On Tuesday and Wednesday, the MTA plans to sell $1.15 billion of Series 2012B Triborough Bridge and Tunnel Authority general revenue refunding bonds. The TBTA is known formally as MTA Bridges and Tunnels.

Proceeds of the deal will refund Series 2002B bonds with maturity running to 2042.

Goldman, Sachs & Co. is lead manager.

Lamont Financial Services Corp. is financial advisor and Hawkins Delafield & Wood is bond counsel.

Internally, the MTA has applied some outside-the-farebox logic to raising revenue and cutting costs.

Chief financial officer Robert Foran told the board Wednesday that efforts on costs large and small have brought annual recurring savings of $686 million.

Initiatives have ranged from a crackdown on fare evasion, notably at subway stations with shuttered booths and on Staten Island bus routes, to using floating-rate notes for bond sales to diversify the agency’s short-market portfolio. Floating-rate notes adjust weekly, based on a Securities Industry and Financial Markets Association index.

“The floating-rate note product is a fairly new development that we believe is an important vehicle for the MTA,” finance director Patrick McCoy said in a recent interview.

The agency is also exploring corporate advertising on the fronts of its MetroCard fare tickets.

Under-the-radar trimming has included eliminating and downsizing vehicles and doing likewise for mobile devices, computers and printers.

“They’ve been aggressive about a broad range of things. They’ve been creative, and that has helped them,” Morningstar’s Barkley said.
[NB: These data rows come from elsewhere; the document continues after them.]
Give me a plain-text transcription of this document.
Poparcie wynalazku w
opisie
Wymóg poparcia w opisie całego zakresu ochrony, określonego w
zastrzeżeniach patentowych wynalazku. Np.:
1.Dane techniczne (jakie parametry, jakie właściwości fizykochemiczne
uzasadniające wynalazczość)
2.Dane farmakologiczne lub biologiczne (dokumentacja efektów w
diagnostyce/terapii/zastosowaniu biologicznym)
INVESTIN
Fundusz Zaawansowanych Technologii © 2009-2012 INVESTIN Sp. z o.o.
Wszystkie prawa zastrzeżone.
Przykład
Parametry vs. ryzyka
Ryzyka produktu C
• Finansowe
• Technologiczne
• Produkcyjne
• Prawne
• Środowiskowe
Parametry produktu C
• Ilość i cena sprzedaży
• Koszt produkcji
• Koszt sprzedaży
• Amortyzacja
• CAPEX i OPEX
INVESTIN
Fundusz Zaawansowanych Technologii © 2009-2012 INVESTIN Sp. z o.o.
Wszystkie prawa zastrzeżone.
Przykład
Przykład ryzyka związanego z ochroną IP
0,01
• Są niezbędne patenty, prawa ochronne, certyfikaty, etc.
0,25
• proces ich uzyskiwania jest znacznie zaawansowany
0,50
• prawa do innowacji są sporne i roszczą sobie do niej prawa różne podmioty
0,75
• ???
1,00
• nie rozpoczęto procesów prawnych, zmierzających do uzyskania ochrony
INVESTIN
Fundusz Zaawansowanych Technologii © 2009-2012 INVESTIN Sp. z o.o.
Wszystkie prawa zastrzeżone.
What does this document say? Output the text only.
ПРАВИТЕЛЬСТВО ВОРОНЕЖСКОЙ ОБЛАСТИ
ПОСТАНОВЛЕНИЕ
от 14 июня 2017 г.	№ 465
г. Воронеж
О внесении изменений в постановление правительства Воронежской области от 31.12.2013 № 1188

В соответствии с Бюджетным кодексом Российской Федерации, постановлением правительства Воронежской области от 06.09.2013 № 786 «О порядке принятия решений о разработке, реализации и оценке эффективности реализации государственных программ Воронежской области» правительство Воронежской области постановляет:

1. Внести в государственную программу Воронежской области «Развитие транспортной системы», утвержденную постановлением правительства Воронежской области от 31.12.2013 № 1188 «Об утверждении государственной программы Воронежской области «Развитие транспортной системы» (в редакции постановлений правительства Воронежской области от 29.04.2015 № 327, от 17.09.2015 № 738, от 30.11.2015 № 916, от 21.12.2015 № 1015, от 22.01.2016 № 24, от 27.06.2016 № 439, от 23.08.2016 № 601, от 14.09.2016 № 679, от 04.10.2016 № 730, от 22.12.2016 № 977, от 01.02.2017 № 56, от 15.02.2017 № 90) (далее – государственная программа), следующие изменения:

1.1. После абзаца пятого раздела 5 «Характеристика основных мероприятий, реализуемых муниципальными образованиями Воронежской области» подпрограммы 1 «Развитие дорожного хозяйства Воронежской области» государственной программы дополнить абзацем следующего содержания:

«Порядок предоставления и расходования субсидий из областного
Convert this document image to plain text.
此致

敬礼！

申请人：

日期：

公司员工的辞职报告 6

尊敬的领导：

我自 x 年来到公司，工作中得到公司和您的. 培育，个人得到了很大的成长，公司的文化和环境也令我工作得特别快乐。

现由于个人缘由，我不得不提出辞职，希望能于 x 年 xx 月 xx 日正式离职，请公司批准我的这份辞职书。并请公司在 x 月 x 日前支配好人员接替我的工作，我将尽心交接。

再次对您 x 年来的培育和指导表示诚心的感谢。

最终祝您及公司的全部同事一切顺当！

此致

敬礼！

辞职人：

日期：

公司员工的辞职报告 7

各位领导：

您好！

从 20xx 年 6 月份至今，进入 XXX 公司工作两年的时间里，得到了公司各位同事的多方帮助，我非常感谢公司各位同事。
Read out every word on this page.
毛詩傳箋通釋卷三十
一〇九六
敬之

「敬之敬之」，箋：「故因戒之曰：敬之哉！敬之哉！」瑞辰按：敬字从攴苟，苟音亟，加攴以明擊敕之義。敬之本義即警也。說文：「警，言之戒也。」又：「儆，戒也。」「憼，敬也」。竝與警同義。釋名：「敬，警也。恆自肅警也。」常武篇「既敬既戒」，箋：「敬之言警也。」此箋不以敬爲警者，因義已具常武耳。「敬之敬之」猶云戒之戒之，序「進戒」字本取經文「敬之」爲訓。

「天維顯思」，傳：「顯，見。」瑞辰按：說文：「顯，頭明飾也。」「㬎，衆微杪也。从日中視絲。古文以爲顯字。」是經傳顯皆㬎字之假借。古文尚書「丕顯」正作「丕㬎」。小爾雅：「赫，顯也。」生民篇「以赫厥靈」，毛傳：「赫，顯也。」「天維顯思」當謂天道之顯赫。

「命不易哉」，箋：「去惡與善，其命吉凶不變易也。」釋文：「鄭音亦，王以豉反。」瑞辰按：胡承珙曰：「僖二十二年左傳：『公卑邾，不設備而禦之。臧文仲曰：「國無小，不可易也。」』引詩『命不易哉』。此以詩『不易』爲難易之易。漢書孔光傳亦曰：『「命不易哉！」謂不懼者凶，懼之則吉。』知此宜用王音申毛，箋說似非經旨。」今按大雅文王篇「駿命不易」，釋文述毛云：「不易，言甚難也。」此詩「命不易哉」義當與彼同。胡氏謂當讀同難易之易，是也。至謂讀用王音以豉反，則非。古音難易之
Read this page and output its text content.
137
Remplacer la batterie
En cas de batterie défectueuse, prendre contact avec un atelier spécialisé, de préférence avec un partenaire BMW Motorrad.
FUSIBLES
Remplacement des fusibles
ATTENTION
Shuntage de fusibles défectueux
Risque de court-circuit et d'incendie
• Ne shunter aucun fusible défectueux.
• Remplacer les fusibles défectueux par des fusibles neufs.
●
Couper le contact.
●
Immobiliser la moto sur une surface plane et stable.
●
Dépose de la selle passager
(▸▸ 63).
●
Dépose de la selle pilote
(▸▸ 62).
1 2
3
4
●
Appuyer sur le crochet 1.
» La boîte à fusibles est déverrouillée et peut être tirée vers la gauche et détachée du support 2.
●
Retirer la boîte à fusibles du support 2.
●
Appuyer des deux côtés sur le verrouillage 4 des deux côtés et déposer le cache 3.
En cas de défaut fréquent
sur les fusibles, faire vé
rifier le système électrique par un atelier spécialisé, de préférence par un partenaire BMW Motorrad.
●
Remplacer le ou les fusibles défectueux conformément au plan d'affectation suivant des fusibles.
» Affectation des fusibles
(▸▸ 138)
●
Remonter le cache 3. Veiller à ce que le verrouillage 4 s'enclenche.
Though Lhota is a longtime player in New York’s inner workings, having served as deputy mayor under Rudolph Giuliani and most recently as executive vice president of Madison Square Garden, Moss said he brings enough of an outside perspective to the MTA.

“The agency needed new blood,” Moss said. “Gov. Cuomo made a brilliant decision to hire a manager and not a train buff. Lhota’s the right guy at the right time. He’s very improvisational and he’s equally comfortable with the labor unions, the finance people and the media.”